Here's how I handle the use of powers in skill challenges.
- If it's an at-will power, I don't let them use it unless they back it with a skill check of some kind.
- If it's an encounter power, I let them use it but they give up that power for the next encounter.
- If it's a daily power, I let them use it but they give up that power for the rest of the day.
In all cases, powers have to make sense in the game. The player has to justify it.
In all cases, they cannot use the same power over and over to rack up successes. The encounter or daily power is used up. If I'm letting them use an at-will, then it's a one-time thing for this skill challenge.

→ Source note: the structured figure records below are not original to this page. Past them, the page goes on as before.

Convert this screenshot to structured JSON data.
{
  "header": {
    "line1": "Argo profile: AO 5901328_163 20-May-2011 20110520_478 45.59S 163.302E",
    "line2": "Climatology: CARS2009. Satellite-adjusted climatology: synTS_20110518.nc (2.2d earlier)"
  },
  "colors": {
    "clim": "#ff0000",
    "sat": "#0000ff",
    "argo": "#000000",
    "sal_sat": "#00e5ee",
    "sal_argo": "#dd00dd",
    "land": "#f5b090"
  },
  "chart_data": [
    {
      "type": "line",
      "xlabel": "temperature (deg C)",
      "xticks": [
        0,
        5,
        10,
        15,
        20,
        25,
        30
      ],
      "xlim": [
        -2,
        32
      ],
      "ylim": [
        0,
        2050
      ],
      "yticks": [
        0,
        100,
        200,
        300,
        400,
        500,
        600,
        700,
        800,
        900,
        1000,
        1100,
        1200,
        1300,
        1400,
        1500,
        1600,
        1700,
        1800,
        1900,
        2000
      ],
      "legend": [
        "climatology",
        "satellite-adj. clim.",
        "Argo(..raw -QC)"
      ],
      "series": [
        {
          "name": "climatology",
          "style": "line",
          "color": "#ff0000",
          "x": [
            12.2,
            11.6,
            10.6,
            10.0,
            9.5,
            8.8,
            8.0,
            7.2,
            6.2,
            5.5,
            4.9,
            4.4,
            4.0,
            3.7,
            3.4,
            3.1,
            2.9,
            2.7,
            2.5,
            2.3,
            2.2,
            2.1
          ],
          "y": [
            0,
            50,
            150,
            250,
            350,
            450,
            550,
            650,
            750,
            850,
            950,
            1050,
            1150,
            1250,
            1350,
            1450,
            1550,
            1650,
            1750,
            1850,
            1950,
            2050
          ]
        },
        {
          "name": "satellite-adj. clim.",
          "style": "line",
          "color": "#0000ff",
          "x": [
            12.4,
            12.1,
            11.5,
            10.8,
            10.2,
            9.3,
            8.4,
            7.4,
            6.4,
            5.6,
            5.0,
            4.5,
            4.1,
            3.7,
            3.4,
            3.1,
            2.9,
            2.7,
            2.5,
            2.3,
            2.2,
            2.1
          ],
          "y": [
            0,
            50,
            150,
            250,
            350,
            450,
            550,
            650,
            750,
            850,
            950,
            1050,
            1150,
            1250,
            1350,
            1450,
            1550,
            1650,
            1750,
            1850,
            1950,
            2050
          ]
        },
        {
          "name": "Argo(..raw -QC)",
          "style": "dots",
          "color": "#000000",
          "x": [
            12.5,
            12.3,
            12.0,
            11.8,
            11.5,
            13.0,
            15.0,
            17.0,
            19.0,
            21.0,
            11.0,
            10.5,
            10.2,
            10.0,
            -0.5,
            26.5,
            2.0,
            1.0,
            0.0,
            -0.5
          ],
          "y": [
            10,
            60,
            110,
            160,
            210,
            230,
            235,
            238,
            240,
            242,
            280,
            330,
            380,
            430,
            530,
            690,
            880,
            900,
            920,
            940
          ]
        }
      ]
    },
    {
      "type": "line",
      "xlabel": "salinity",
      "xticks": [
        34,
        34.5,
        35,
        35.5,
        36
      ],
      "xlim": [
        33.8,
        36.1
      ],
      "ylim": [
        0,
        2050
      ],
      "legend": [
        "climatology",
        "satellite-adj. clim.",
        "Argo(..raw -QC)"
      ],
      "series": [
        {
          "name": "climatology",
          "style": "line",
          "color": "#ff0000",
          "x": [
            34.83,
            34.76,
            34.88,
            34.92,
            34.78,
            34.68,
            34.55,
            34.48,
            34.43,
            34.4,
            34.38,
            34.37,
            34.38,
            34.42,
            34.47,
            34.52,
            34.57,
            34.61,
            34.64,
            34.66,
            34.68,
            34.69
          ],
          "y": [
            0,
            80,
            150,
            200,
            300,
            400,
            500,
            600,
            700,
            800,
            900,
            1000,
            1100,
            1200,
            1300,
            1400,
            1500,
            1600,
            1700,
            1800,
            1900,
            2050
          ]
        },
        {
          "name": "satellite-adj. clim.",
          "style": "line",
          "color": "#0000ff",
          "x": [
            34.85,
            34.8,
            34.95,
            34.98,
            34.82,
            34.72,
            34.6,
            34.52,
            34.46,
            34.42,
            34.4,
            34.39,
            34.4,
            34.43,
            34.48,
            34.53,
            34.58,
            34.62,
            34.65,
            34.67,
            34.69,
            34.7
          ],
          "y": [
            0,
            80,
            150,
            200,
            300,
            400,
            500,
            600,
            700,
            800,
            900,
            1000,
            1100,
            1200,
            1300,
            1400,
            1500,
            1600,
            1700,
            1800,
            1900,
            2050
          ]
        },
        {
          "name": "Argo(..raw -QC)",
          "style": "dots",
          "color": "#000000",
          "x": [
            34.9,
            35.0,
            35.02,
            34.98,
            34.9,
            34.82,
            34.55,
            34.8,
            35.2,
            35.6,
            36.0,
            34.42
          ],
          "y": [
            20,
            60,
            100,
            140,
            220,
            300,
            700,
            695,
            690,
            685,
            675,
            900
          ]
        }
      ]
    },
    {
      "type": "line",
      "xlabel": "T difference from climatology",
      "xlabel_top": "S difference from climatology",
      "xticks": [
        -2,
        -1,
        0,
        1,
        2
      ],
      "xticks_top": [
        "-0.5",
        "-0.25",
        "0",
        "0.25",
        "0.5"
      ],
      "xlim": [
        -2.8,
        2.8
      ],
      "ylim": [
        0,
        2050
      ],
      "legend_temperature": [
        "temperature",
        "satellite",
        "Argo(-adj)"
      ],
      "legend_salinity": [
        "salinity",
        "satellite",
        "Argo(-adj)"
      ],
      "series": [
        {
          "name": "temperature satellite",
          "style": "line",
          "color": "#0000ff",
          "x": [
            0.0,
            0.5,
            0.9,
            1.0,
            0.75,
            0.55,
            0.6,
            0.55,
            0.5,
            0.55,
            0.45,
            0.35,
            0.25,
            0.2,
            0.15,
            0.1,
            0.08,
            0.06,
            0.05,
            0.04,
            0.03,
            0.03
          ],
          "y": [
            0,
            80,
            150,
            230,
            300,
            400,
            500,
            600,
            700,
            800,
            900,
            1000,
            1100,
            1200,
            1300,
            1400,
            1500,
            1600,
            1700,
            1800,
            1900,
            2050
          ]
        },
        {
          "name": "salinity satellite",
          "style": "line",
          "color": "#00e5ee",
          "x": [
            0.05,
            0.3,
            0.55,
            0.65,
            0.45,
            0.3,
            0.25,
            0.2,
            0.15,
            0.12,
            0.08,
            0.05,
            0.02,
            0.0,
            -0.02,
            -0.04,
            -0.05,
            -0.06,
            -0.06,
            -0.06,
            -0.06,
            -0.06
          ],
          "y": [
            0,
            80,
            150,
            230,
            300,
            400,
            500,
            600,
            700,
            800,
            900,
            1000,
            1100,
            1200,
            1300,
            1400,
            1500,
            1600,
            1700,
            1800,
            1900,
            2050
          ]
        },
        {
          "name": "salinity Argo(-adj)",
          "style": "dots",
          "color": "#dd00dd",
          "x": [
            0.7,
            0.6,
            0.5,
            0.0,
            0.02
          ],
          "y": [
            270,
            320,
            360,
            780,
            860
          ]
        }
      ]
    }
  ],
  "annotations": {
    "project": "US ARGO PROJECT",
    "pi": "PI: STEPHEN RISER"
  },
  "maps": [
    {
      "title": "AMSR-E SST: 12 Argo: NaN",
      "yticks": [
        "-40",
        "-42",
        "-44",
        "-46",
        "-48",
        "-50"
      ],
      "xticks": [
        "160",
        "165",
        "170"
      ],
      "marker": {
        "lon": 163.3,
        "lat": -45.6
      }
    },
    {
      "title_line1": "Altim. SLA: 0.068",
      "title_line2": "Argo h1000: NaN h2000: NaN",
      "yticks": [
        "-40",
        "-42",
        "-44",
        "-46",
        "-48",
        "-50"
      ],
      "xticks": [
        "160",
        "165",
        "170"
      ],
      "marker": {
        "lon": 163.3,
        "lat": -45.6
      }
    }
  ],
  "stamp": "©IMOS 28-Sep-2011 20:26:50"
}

Often, if a power seems particularly apt and the player has justified it well and made it sound cool, I'll let it work without a cost. They don't use up the power for the encounter or day. They still can use it only once in the skill challenge, though.
Your Specific Examples
Let me address each of your examples in your question.
Mage Hand
Using Mage Hand (at-will wizard utility power) technically can't manipulate anything over 20 pounds. The easy way out is to say he can't.
But let's say you want to let the player be awesome. It's an at-will power, so using the guidelines above, you don't want just to let it succeed. Two options:
Make it a skill check. Offer the option to use the Mage Hand to spill contents of a cart or move a 20-pound object in the way of the thief to slow him. Make it a Thievery check for the "sleight of hand" required to do this quickly, even with the spell.
Make it an attack. Have the player make a basic melee attack vs. Reflex. If it hits, then the thief trips and is prone. This sets a huge precedent though for future encounters! Either say it's just this one time, or let enemies with Mage Hand trip the PCs, too.
Hypnosis
I don't know what this is... couldn't find it in the DDI Compendium, either.
Some non-spell power
Turn it into a skill check or attack roll, if that makes sense.